Another point to consider is the significant variation in the affinity to mtDNA over nuclear DNA. For example, early reports showed that PAHs have a high affinity to produce adducts in mtDNA in comparison with nuclear DNA (Allen and Coombs 1980); it results in a large adducts formation in mtDNA approximately 40- to 90-fold higher in comparison with nuclear DNA (Backer and Weinstein 1980); on the other hand, a differential affinity for mtDNA or nuclear DNA has not been proven for heavy metals; nevertheless, these are associated with the induction of oxidative stress and the formation of oxidative adducts in DNA (8-OHdG mainly), and decrease the expression of key enzymes involved in DNA repair mechanism (OGG1 mainly) (Al Bakheet et al. 2013); similar mechanisms are linked to particulate matter exposure; the exposure of human endothelial cells to PM results in an increase in mitochondrial ROS, and the disrupt of key mitochondrial functions such as regulation of both mitochondrial biogenesis and fission (Wang et al. 2020). These facts could explain the non-systematic effect of environmental pollutant exposure on mtDNAcn.

Limitations

In the present work, we analyzed the effect of exposure to environmental pollutants in changes on mtDNAcn levels. We performed a comprehensive search strategy in the most appropriate databases. And the literature selection, risk of bias evaluation, and rate confidence in the body of evidence were performed employing the OHAT’s tools because these tools were developed to be used in systematic review and meta-analysis with environmental epidemiology implications. There are limitations associated with our study: (1) the obtained result derivatives of subgroups that contain heterogeneous environmental pollutants; (2) some included studies do not perform a complete characterization of exposure to environmental pollutants; (3) most included studies were performed using a cross-sectional design that increases the risk of bias; (4) the obtained results do not represent a dose–response effect because the pooled analysis was carried out considered only the lowest level of exposure versus highest level.

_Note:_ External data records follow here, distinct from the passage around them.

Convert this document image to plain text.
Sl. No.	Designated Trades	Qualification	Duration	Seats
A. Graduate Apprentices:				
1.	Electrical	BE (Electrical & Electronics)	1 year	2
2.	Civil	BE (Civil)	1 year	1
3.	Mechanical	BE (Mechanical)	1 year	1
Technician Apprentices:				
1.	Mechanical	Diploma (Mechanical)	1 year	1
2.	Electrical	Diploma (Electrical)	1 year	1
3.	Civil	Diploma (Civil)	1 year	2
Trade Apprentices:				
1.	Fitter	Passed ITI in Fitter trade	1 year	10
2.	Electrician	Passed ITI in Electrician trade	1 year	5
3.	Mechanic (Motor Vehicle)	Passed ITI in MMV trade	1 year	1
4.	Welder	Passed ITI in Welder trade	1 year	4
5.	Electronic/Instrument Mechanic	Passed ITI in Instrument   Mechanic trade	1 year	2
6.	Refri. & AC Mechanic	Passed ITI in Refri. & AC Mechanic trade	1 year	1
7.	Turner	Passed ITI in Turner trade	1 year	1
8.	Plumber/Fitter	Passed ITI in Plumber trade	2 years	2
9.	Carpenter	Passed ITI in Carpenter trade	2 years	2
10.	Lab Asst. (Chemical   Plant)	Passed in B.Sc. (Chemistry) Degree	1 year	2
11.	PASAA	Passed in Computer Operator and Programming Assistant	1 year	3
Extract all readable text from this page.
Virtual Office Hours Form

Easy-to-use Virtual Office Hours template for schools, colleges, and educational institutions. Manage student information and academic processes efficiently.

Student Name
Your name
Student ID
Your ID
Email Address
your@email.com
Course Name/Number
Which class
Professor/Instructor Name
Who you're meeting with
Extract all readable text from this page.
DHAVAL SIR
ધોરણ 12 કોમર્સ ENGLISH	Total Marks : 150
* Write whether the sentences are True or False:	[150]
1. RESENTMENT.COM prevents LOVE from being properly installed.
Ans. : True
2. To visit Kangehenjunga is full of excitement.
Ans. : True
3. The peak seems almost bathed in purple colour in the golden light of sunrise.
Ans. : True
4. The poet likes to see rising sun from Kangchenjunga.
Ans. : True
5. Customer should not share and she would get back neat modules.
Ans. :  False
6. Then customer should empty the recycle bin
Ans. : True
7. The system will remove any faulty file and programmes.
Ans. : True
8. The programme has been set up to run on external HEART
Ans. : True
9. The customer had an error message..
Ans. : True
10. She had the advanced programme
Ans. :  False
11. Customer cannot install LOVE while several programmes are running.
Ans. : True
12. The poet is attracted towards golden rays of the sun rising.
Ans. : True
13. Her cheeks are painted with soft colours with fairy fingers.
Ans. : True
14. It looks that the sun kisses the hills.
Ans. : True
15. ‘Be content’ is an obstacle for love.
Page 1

The mentioned limitations should be considered when interpreting the obtained results.

Conclusions

The systematic review and meta-analysis show evidence that exposure to environmental pollutants induces marginal changes on mtDNAcn levels. Nevertheless, the data obtained in this study also suggest the need to perform new studies with mechanistic or cohort designs are required to elucidate the biological effect associated with the changes in mtDNAcn. And its possible use as a biomarker linked to environmental pollution exposure.